Le livre des visions et instructions de la bienheureuse Angèle de Foligno: Traduit par Ernest Hello avec avertissement de Georges Goyau, de l'Académie française
QUARANTE-DEUXIÈME CHAPITRE
DOUZE ANS
Un jour je vis Jésus-Christ dans l’hostie consacrée ; je le vis sous forme d’enfant. Mais cet immense enfant, Seigneur au-dessus des seigneurs, me semblait avoir en main le sceptre et le signe de la domination. Que tenait-il donc dans sa main ? Il m’est impossible de le dire, et pourtant je voyais cela avec les yeux du corps. Le prêtre élevait l’hostie ; tous tombèrent à genoux, excepté moi. Je restai debout ; l’excès de ma joie tenait mes yeux fixés sur lui. Mais le prêtre reposa trop vite pour moi l’hostie sur l’autel.
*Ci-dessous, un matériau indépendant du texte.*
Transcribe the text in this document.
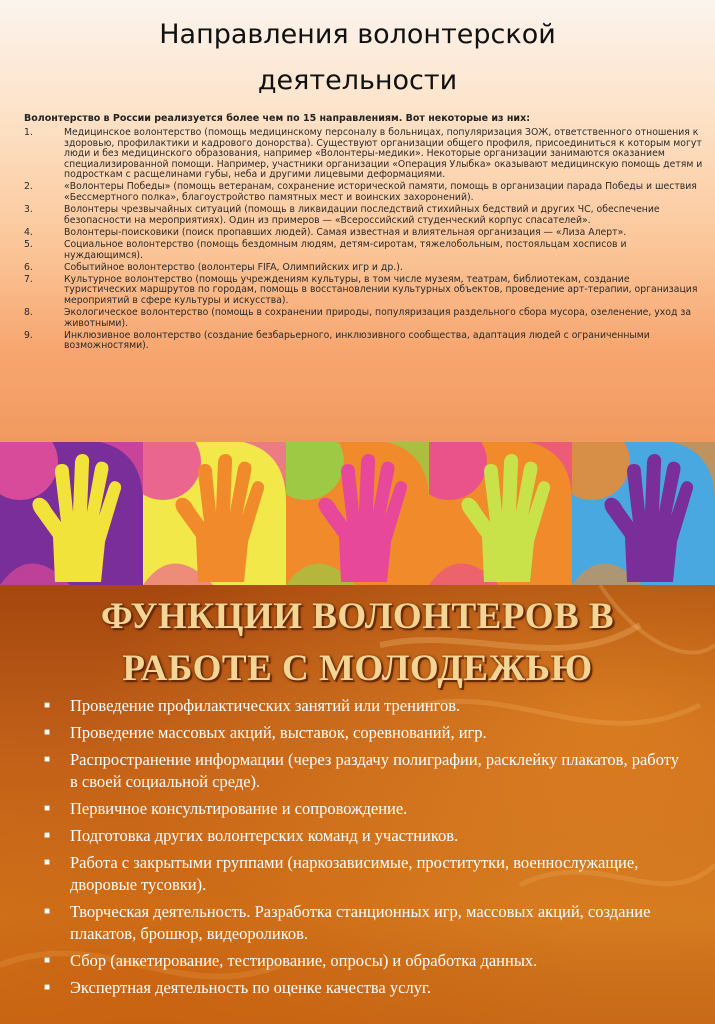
Направления волонтерской
деятельности
Волонтерство в России реализуется более чем по 15 направлениям. Вот некоторые из них:
1.	Медицинское волонтерство (помощь медицинскому персоналу в больницах, популяризация ЗОЖ, ответственного отношения к здоровью, профилактики и кадрового донорства). Существуют организации общего профиля, присоединиться к которым могут люди и без медицинского образования, например «Волонтеры-медики». Некоторые организации занимаются оказанием специализированной помощи. Например, участники организации «Операция Улыбка» оказывают медицинскую помощь детям и подросткам с расщелинами губы, неба и другими лицевыми деформациями.
2.	«Волонтеры Победы» (помощь ветеранам, сохранение исторической памяти, помощь в организации парада Победы и шествия «Бессмертного полка», благоустройство памятных мест и воинских захоронений).
3.	Волонтеры чрезвычайных ситуаций (помощь в ликвидации последствий стихийных бедствий и других ЧС, обеспечение безопасности на мероприятиях). Один из примеров — «Всероссийский студенческий корпус спасателей».
4.	Волонтеры-поисковики (поиск пропавших людей). Самая известная и влиятельная организация — «Лиза Алерт».
5.	Социальное волонтерство (помощь бездомным людям, детям-сиротам, тяжелобольным, постояльцам хосписов и нуждающимся).
6.	Событийное волонтерство (волонтеры FIFA, Олимпийских игр и др.).
7.	Культурное волонтерство (помощь учреждениям культуры, в том числе музеям, театрам, библиотекам, создание туристических маршрутов по городам, помощь в восстановлении культурных объектов, проведение арт-терапии, организация мероприятий в сфере культуры и искусства).
8.	Экологическое волонтерство (помощь в сохранении природы, популяризация раздельного сбора мусора, озеленение, уход за животными).
9.	Инклюзивное волонтерство (создание безбарьерного, инклюзивного сообщества, адаптация людей с ограниченными возможностями).
ФУНКЦИИ ВОЛОНТЕРОВ В
РАБОТЕ С МОЛОДЕЖЬЮ
■	Проведение профилактических занятий или тренингов.
■	Проведение массовых акций, выставок, соревнований, игр.
■	Распространение информации (через раздачу полиграфии, расклейку плакатов, работу в своей социальной среде).
■	Первичное консультирование и сопровождение.
■	Подготовка других волонтерских команд и участников.
■	Работа с закрытыми группами (наркозависимые, проститутки, военнослужащие, дворовые тусовки).
■	Творческая деятельность. Разработка станционных игр, массовых акций, создание плакатов, брошюр, видеороликов.
■	Сбор (анкетирование, тестирование, опросы) и обработка данных.
■	Экспертная деятельность по оценке качества услуг.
J’eus un moment cruel de tristesse et d’ennui. Si j’essayais de dire la beauté et la splendeur de Celui que je vis, il me faudrait une langue que je ne sais pas. A sa taille je lui aurais bien donné douze ans. La joie de cette vision fut tellement immense, que je la crois éternelle. Sa réalité fut si certaine, qu’elle ne laissa place à aucun doute.
Dans l’éblouissement de ma joie, je ne fus pas même capable de crier, comme à mon ordinaire : Au secours ! Je ne dis rien, ni de bon, ni de mauvais. Ravie par cette splendeur, je ne trouvai pas un mot à dire.